Art does not have to be aesthetically appealing or elaborate by any means, so long as the message behind it provides a skeleton to hold it up and give it reason to exist. Art can be an everyday object, even, so long as there is a purpose behind it. American sculptor Robert Gober is known to create domestic and familiar objects such as sinks, doors, and legs. In his exhibition at the MOMA, there are five sinks all untitled and dating three years into the AIDS epidemic, each of them “missing faucets, drains and pipes, and hanging low, which accentuates their dual role: simultaneously sinks whose lack of plumbing renders the act of cleansing impossible, and implied tombs or columbaria — death as a hole in need of filling.” A sink is not art, but a sculpted sink teeming with meaning and personal motifs is a place where creativity and emotion has been funneled into, and that is what makes it art.
Writers use words just as a painter uses oils or a sculptor uses clay. While a writer’s story is not in physical form—something you can see outright—it exists in the mind and gives the audience the task of mapping out the picture themselves; the reader’s mind is the writer’s canvas. Normal prose, written in online forums and blogs, or even newspaper articles, are not art. What makes something art is the recurring motifs, themes, symbols, and imagery throughout. The lines of this essay, for instance, are not considered art; they do not mean anything, they only exist for the sake of an explanation and ultimately, a grade. However, a novel such as The Catcher in the Rye by J.D. Salinger utilizes symbolism to weave a deeper meaning into its storyline, employing images like mummies and curse words written on walls as metaphors for something deeper: a child’s desperately futile desire to remain a child. Salinger’s mummies and are like Gober’s sinks in that their outward appearances give little indication of what is lying beneath. They do not exist for the sake of existing; they exist to convey messages.

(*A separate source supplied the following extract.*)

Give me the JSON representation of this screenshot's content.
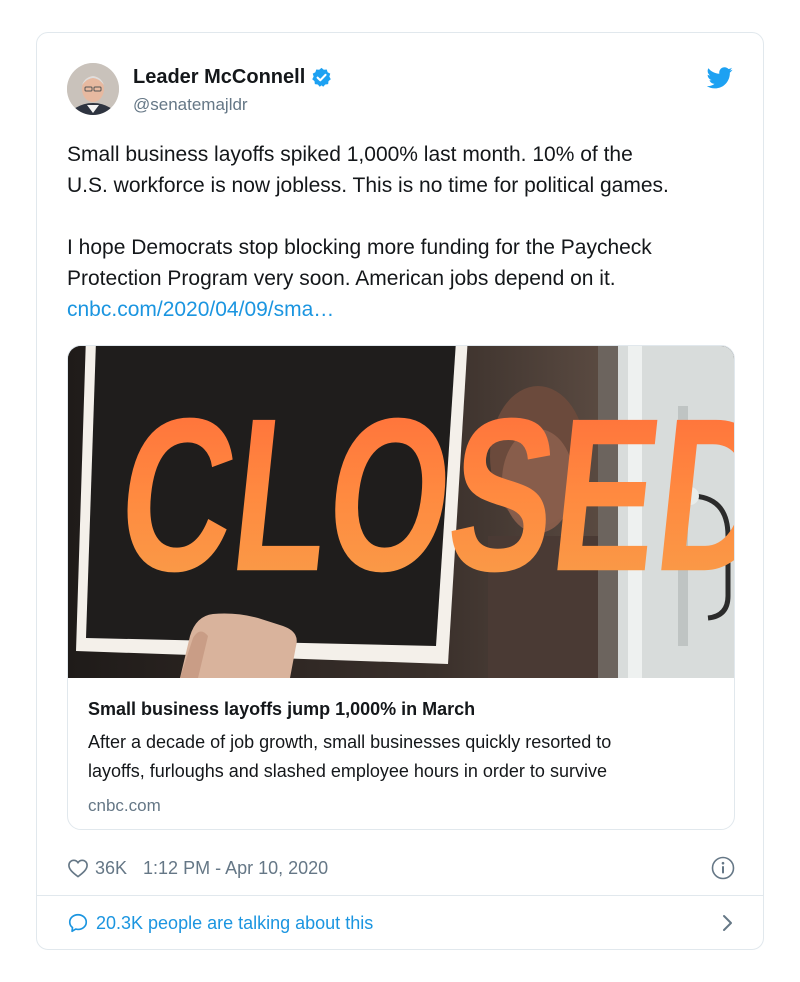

It is comfortable to define art as the tangible, something you can skim your fingers over, something that evokes an emotional or visceral reaction, that looks how we have been trained to believe art is supposed to look. The word “art” is incredibly short given the broad scope of things it covers, from movement to sound to images and kitchen sinks. It is the outlet that bottled-up creativity is funneled into, and the way in which the artist chooses to express himself has no bearing on the fact that what they are doing is considered art—given it has a purpose. What one might see or feel through it may vary among audience members; some may find beauty, some may feel repulsed, others may feel nothing. The artist’s intentions by putting their work out in the world are what ultimately allow something to be considered art.